Nachdem in der kirchlichen Eheschließung die Brautleute die Ehe geschlossen haben, vollzieht der Priester ein nicht unwichtiges Ritual: Er fordert die Eheleute auf, einander die rechte Hand zu reichen, die ineinandergelegten Hände umwickelt er mit seiner Stola, legt seine Hand darauf und spricht: „Im Namen Gottes und seiner Kirche bestätige ich den Ehebund, den Sie geschlossen haben.“ Und, zu den Trauzeugen gewendet, sagt er: „Sie aber und alle, die zugegen sind, nehme ich zu Zeugen dieses heiligen Bundes. »Was Gott verbunden hat, das darf der Mensch nicht trennen.«“

In diesem Augenblick erklärt der Priester die Entscheidung der Brautleute als „von Gott gewollt“. Lassen wir uns diesen waghalsigen Gedanken noch einmal auf der Zunge zergehen: In diesem Augenblick erklärt Gott durch den Dienst des Priesters, dass er diesen Mann und diese Frau von Anfang an füreinander geschaffen hat – und die Entscheidung, gemeinsam den Bund der Ehe einzugehen, mit der Entscheidung Gottes übereinstimmt.

Wow.

Das ist vielleicht das deutlichste Merkmal, dass hier, in diesem Augenblick eine Ehe nicht nur gesegnet wird („Gott wünscht Euch viel Erfolg!“), sondern dass ein Sakrament, also eigentlich Unerhörtes geschieht. Gott lässt sich in die Karten schauen; er erklärt verbindlich seinen Willen und bestätigt eine menschliche Entscheidung.

Vielleicht hast Du schon den Artikel «Ist die Ehe ein Sakrament?» gelesen. Da ging es auch um die Frage, welche sakramentale Wirkung die Trauung denn haben könnte.
Nun, diese Ehe-Bestätigung ist noch nicht die eigentlich sakramentale Wirkung. Aber vielleicht können wir jetzt begreifen, warum nicht nur Protestanten ein wenig zurückschrecken vor der so offenen Bindung Gottes an das menschliche Geschehen der Eheschließung. In diesem Augenblick müssten eigentlich alle Glocken läuten!

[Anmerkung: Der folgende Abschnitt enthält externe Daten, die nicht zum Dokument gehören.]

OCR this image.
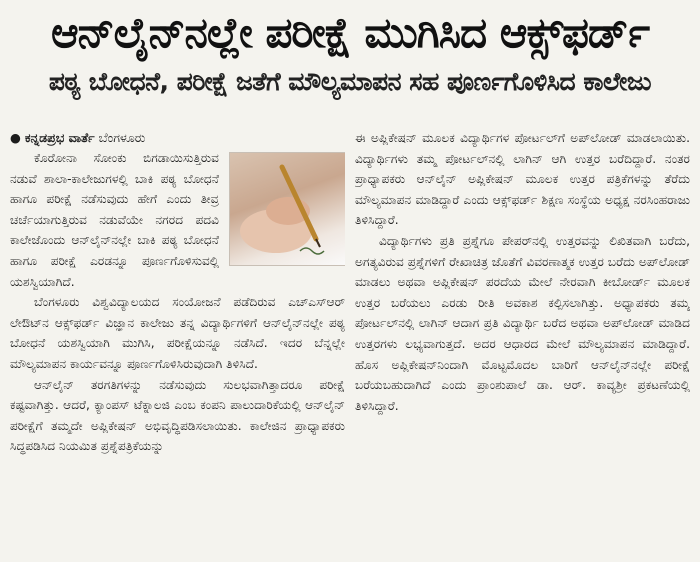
ಆನ್‌ಲೈನ್‌ನಲ್ಲೇ ಪರೀಕ್ಷೆ ಮುಗಿಸಿದ ಆಕ್ಸ್‌ಫರ್ಡ್
ಪಠ್ಯ ಬೋಧನೆ, ಪರೀಕ್ಷೆ ಜತೆಗೆ ಮೌಲ್ಯಮಾಪನ ಸಹ ಪೂರ್ಣಗೊಳಿಸಿದ ಕಾಲೇಜು

● ಕನ್ನಡಪ್ರಭ ವಾರ್ತೆ ಬೆಂಗಳೂರು

ಕೊರೋನಾ ಸೋಂಕು ಬಿಗಡಾಯಿಸುತ್ತಿರುವ ನಡುವೆ ಶಾಲಾ-ಕಾಲೇಜುಗಳಲ್ಲಿ ಬಾಕಿ ಪಠ್ಯ ಬೋಧನೆ ಹಾಗೂ ಪರೀಕ್ಷೆ ನಡೆಸುವುದು ಹೇಗೆ ಎಂದು ತೀವ್ರ ಚರ್ಚೆಯಾಗುತ್ತಿರುವ ನಡುವೆಯೇ ನಗರದ ಪದವಿ ಕಾಲೇಜೊಂದು ಆನ್‌ಲೈನ್‌ನಲ್ಲೇ ಬಾಕಿ ಪಠ್ಯ ಬೋಧನೆ ಹಾಗೂ ಪರೀಕ್ಷೆ ಎರಡನ್ನೂ ಪೂರ್ಣಗೊಳಿಸುವಲ್ಲಿ ಯಶಸ್ವಿಯಾಗಿದೆ.

ಬೆಂಗಳೂರು ವಿಶ್ವವಿದ್ಯಾಲಯದ ಸಂಯೋಜನೆ ಪಡೆದಿರುವ ಎಚ್‌ಎಸ್‌ಆರ್ ಲೇಔಟ್‌ನ ಆಕ್ಸ್‌ಫರ್ಡ್ ವಿಜ್ಞಾನ ಕಾಲೇಜು ತನ್ನ ವಿದ್ಯಾರ್ಥಿಗಳಿಗೆ ಆನ್‌ಲೈನ್‌ನಲ್ಲೇ ಪಠ್ಯ ಬೋಧನೆ ಯಶಸ್ವಿಯಾಗಿ ಮುಗಿಸಿ, ಪರೀಕ್ಷೆಯನ್ನೂ ನಡೆಸಿದೆ. ಇದರ ಬೆನ್ನಲ್ಲೇ ಮೌಲ್ಯಮಾಪನ ಕಾರ್ಯವನ್ನೂ ಪೂರ್ಣಗೊಳಿಸಿರುವುದಾಗಿ ತಿಳಿಸಿದೆ.

ಆನ್‌ಲೈನ್ ತರಗತಿಗಳನ್ನು ನಡೆಸುವುದು ಸುಲಭವಾಗಿತ್ತಾದರೂ ಪರೀಕ್ಷೆ ಕಷ್ಟವಾಗಿತ್ತು. ಆದರೆ, ಕ್ಯಾಂಪಸ್ ಟೆಕ್ನಾಲಜಿ ಎಂಬ ಕಂಪನಿ ಪಾಲುದಾರಿಕೆಯಲ್ಲಿ ಆನ್‌ಲೈನ್ ಪರೀಕ್ಷೆಗೆ ತಮ್ಮದೇ ಅಪ್ಲಿಕೇಷನ್ ಅಭಿವೃದ್ಧಿಪಡಿಸಲಾಯಿತು. ಕಾಲೇಜಿನ ಪ್ರಾಧ್ಯಾಪಕರು ಸಿದ್ಧಪಡಿಸಿದ ನಿಯಮಿತ ಪ್ರಶ್ನೆಪತ್ರಿಕೆಯನ್ನು

ಈ ಅಪ್ಲಿಕೇಷನ್ ಮೂಲಕ ವಿದ್ಯಾರ್ಥಿಗಳ ಪೋರ್ಟಲ್‌ಗೆ ಅಪ್‌ಲೋಡ್ ಮಾಡಲಾಯಿತು. ವಿದ್ಯಾರ್ಥಿಗಳು ತಮ್ಮ ಪೋರ್ಟಲ್‌ನಲ್ಲಿ ಲಾಗಿನ್ ಆಗಿ ಉತ್ತರ ಬರೆದಿದ್ದಾರೆ. ನಂತರ ಪ್ರಾಧ್ಯಾಪಕರು ಆನ್‌ಲೈನ್ ಅಪ್ಲಿಕೇಷನ್ ಮೂಲಕ ಉತ್ತರ ಪತ್ರಿಕೆಗಳನ್ನು ತೆರೆದು ಮೌಲ್ಯಮಾಪನ ಮಾಡಿದ್ದಾರೆ ಎಂದು ಆಕ್ಸ್‌ಫರ್ಡ್ ಶಿಕ್ಷಣ ಸಂಸ್ಥೆಯ ಅಧ್ಯಕ್ಷ ನರಸಿಂಹರಾಜು ತಿಳಿಸಿದ್ದಾರೆ.

ವಿದ್ಯಾರ್ಥಿಗಳು ಪ್ರತಿ ಪ್ರಶ್ನೆಗೂ ಪೇಪರ್‌ನಲ್ಲಿ ಉತ್ತರವನ್ನು ಲಿಖಿತವಾಗಿ ಬರೆದು, ಅಗತ್ಯವಿರುವ ಪ್ರಶ್ನೆಗಳಿಗೆ ರೇಖಾಚಿತ್ರ ಜೊತೆಗೆ ವಿವರಣಾತ್ಮಕ ಉತ್ತರ ಬರೆದು ಅಪ್‌ಲೋಡ್ ಮಾಡಲು ಅಥವಾ ಅಪ್ಲಿಕೇಷನ್ ಪರದೆಯ ಮೇಲೆ ನೇರವಾಗಿ ಕೀಬೋರ್ಡ್ ಮೂಲಕ ಉತ್ತರ ಬರೆಯಲು ಎರಡು ರೀತಿ ಅವಕಾಶ ಕಲ್ಪಿಸಲಾಗಿತ್ತು. ಅಧ್ಯಾಪಕರು ತಮ್ಮ ಪೋರ್ಟಲ್‌ನಲ್ಲಿ ಲಾಗಿನ್ ಆದಾಗ ಪ್ರತಿ ವಿದ್ಯಾರ್ಥಿ ಬರೆದ ಅಥವಾ ಅಪ್‌ಲೋಡ್ ಮಾಡಿದ ಉತ್ತರಗಳು ಲಭ್ಯವಾಗುತ್ತದೆ. ಅದರ ಆಧಾರದ ಮೇಲೆ ಮೌಲ್ಯಮಾಪನ ಮಾಡಿದ್ದಾರೆ. ಹೊಸ ಅಪ್ಲಿಕೇಷನ್‌ನಿಂದಾಗಿ ಮೊಟ್ಟಮೊದಲ ಬಾರಿಗೆ ಆನ್‌ಲೈನ್‌ನಲ್ಲೇ ಪರೀಕ್ಷೆ ಬರೆಯಬಹುದಾಗಿದೆ ಎಂದು ಪ್ರಾಂಶುಪಾಲೆ ಡಾ. ಆರ್. ಕಾವ್ಯಶ್ರೀ ಪ್ರಕಟಣೆಯಲ್ಲಿ ತಿಳಿಸಿದ್ದಾರೆ.
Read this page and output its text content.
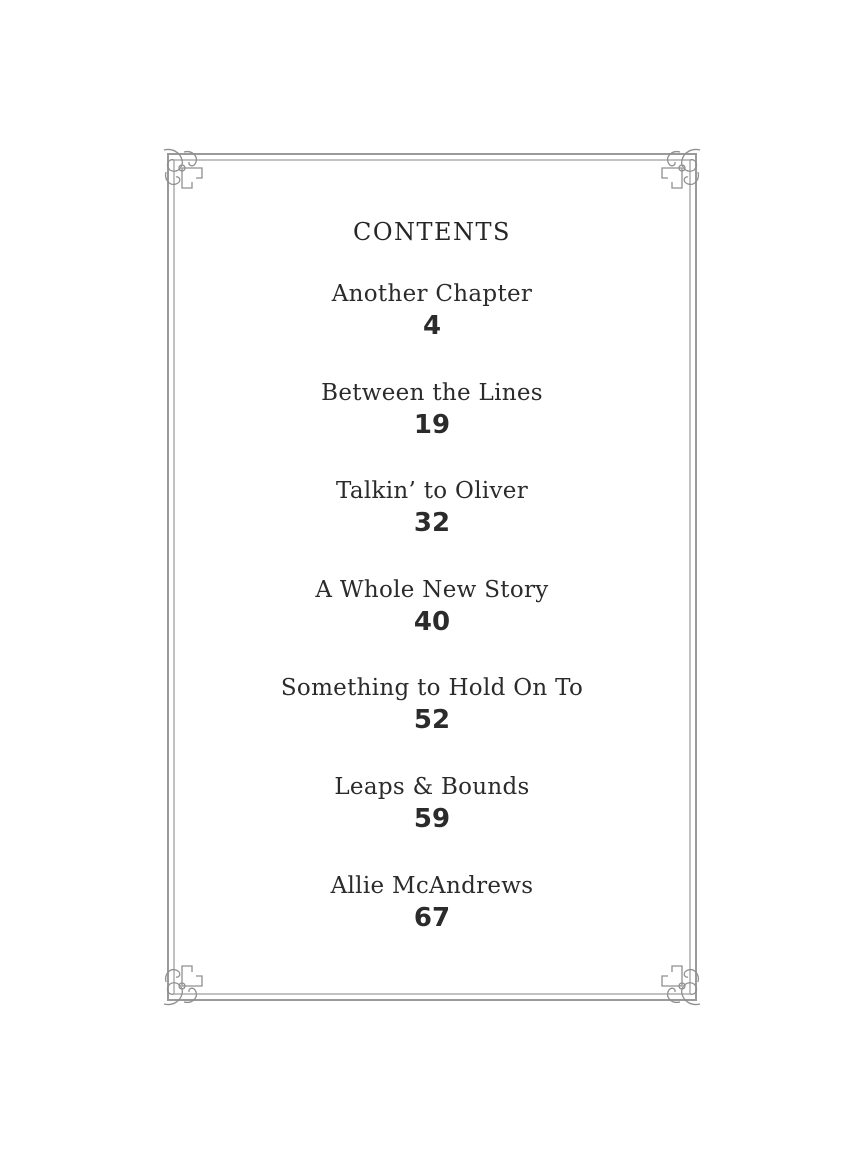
CONTENTS
Another Chapter
4
Between the Lines
19
Talkin’ to Oliver
32
A Whole New Story
40
Something to Hold On To
52
Leaps & Bounds
59
Allie McAndrews
67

Die Erklärung des Priesters: „Eure Ehe ist von Gott gewollt!“ ist aber nicht als moralischer Anspruch gemeint; sondern sie hat etwas ungemein Entlastendes.

Die geborgene Unreife

Jede Entscheidung – vor allem die, eine Ehe einzugehen – braucht Zeit und muss reifen. Irgendwann allerdings muss die Entscheidung gefällt werden, auch dann, wenn sich die absolute Gewissheit (noch) nicht eingestellt hat. Aber einmal, Hand aufs Herz: Kann man sich je absolut sicher sein? Kann es nicht immer passieren, dass man sich Jahre später die Haare rauft und seine eigene Entscheidung als „unreif und voreilig“ einschätzt?
Da ist es sehr beruhigend, dass der Priester diese Entscheidung (und mag sie noch so unreif oder voreilig geschehen sein) annimmt und erklärt, dass es nunmehr nicht mehr nur eine menschliche Entscheidung ist. Gott hat mitentschieden!

Natürlich – das ist eine Glaubensfrage (Gott schickt ja kein Bestätigungszeichen vom Himmel). Aber wenn ich dem, was dort während der Eheschließung geschieht, Glauben schenke, brauche ich ein Leben lang an meiner Entscheidung nicht mehr zu zweifeln – Gott hat ja erklärt, dass er es von Anfang an selbst so entschieden hat.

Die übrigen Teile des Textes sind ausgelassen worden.